Shellous supports different STDOUT behavior when using different Python types.

Python Type Behavior as STDOUT/STDERR
Path Write output to the file path specified by Path.
bytearray Write output to a mutable byte array.
File, StringIO, ByteIO Write output to an open file object.
int Write output to existing file descriptor at its current position. 🔹
logging.Logger Log each line of output. 🔹
asyncio.StreamWriter Write output to StreamWriter. 🔹
sh.CAPTURE Capture output for async with. 🔹
sh.DEVNULL Write output to /dev/null. 🔹
sh.INHERIT Write output to existing sys.stdout or sys.stderr. 🔹

🔹 For these types, there is no difference between using | and >>.

Shellous does not support redirecting standard output/error to a plain str or bytes object. If you intend to redirect output to a file, you must use a pathlib.Path object.

Redirecting Standard Error

By default, the first 1024 bytes of standard error is collected into the Result object.

To redirect standard error, use the stderr method. Standard error supports the same Python types as standard output. To append, set append=True in the stderr method.

To redirect stderr to the same place as stdout, use the sh.STDOUT constant. If you also redirect stdout to sh.DEVNULL, you will only receive the standard error.

>>> cmd = sh("cat", "does_not_exist").stderr(sh.STDOUT)
>>> await cmd.set(exit_codes={0,1})
'cat: does_not_exist: No such file or directory\n'

To redirect standard error to the hosting program's sys.stderr, use the sh.INHERIT redirect option.

>>> cmd = sh("cat", "does_not_exist").stderr(sh.INHERIT)
>>> await cmd
cat: does_not_exist: No such file or directory
Traceback (most recent call last):
  ...
shellous.result.ResultError: Result(exit_code=1, output_bytes=b'', error_bytes=b'', cancelled=False, encoding='utf-8')

If you redirect stderr, it will no longer be stored in the Result object.

Default Redirections

For regular commands, the default redirections are:

  • Standard input is read from the empty string ("").
  • Standard out is buffered and stored in the Result object (BUFFER).
  • First 1024 bytes of standard error is buffered and stored in the Result object (BUFFER).

However, the default redirections are adjusted when using a pseudo-terminal (pty):

  • Standard input is captured and ignored (CAPTURE).
  • Standard out is buffered and stored in the Result object (BUFFER).
  • Standard error is redirected to standard output (STDOUT).

Pipelines

You can create a pipeline by combining commands using the | operator.

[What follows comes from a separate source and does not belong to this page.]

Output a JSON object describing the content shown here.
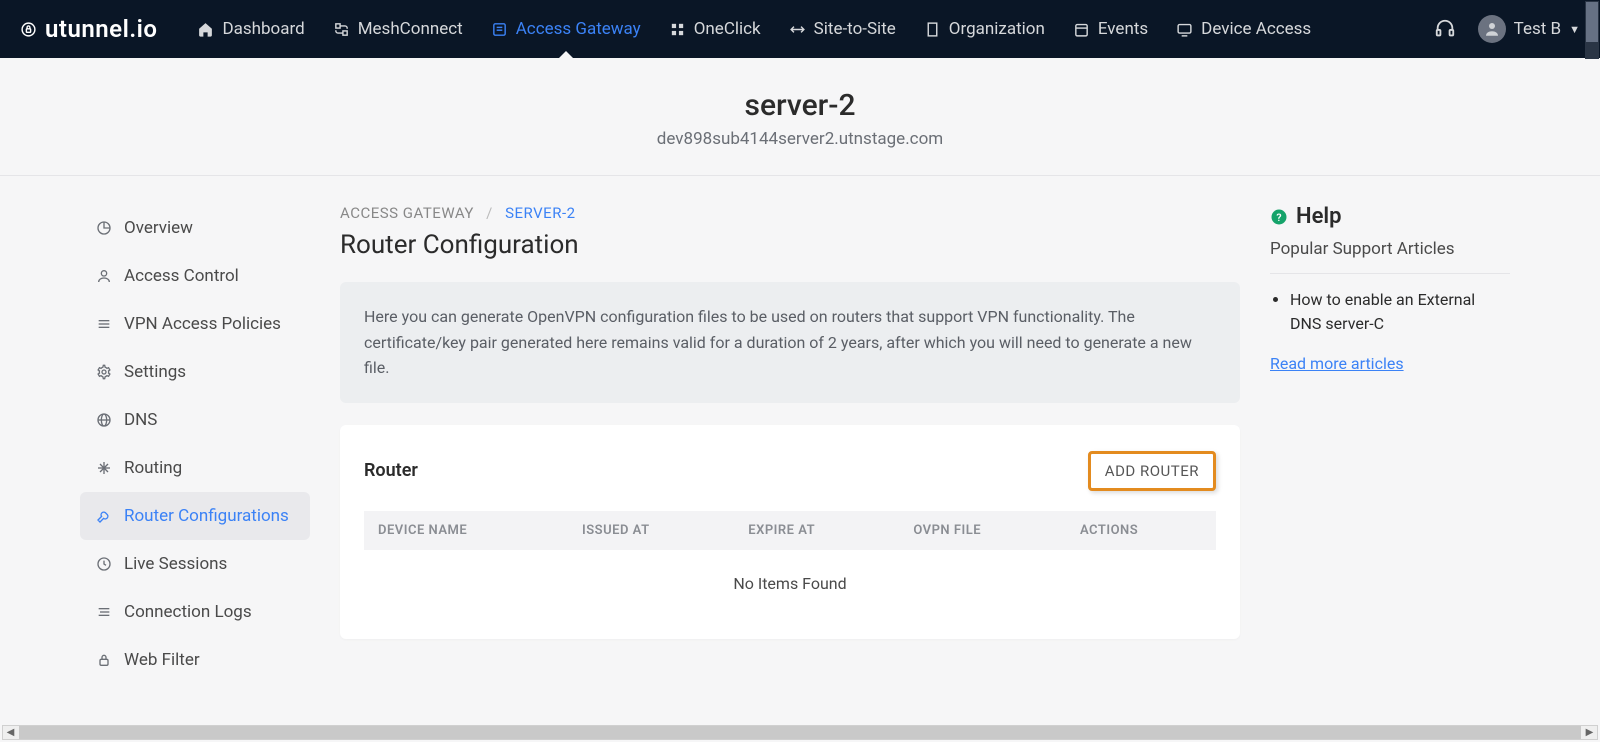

>>> pipe = sh("ls") | sh("grep", "README")
>>> await pipe
'README.md\n'

A pipeline returns a Result if the last command in the pipeline has the .result modifier.

>>> pipe = sh("ls") | sh("grep", "README").result
>>> await pipe
Result(exit_code=0, output_bytes=b'README.md\n', error_bytes=b'', cancelled=False, encoding='utf-8')

Process Substitution (Unix Only)

You can pass a shell command as an argument to another. Here is the shellous equivalent to the bash command: grep README <(ls).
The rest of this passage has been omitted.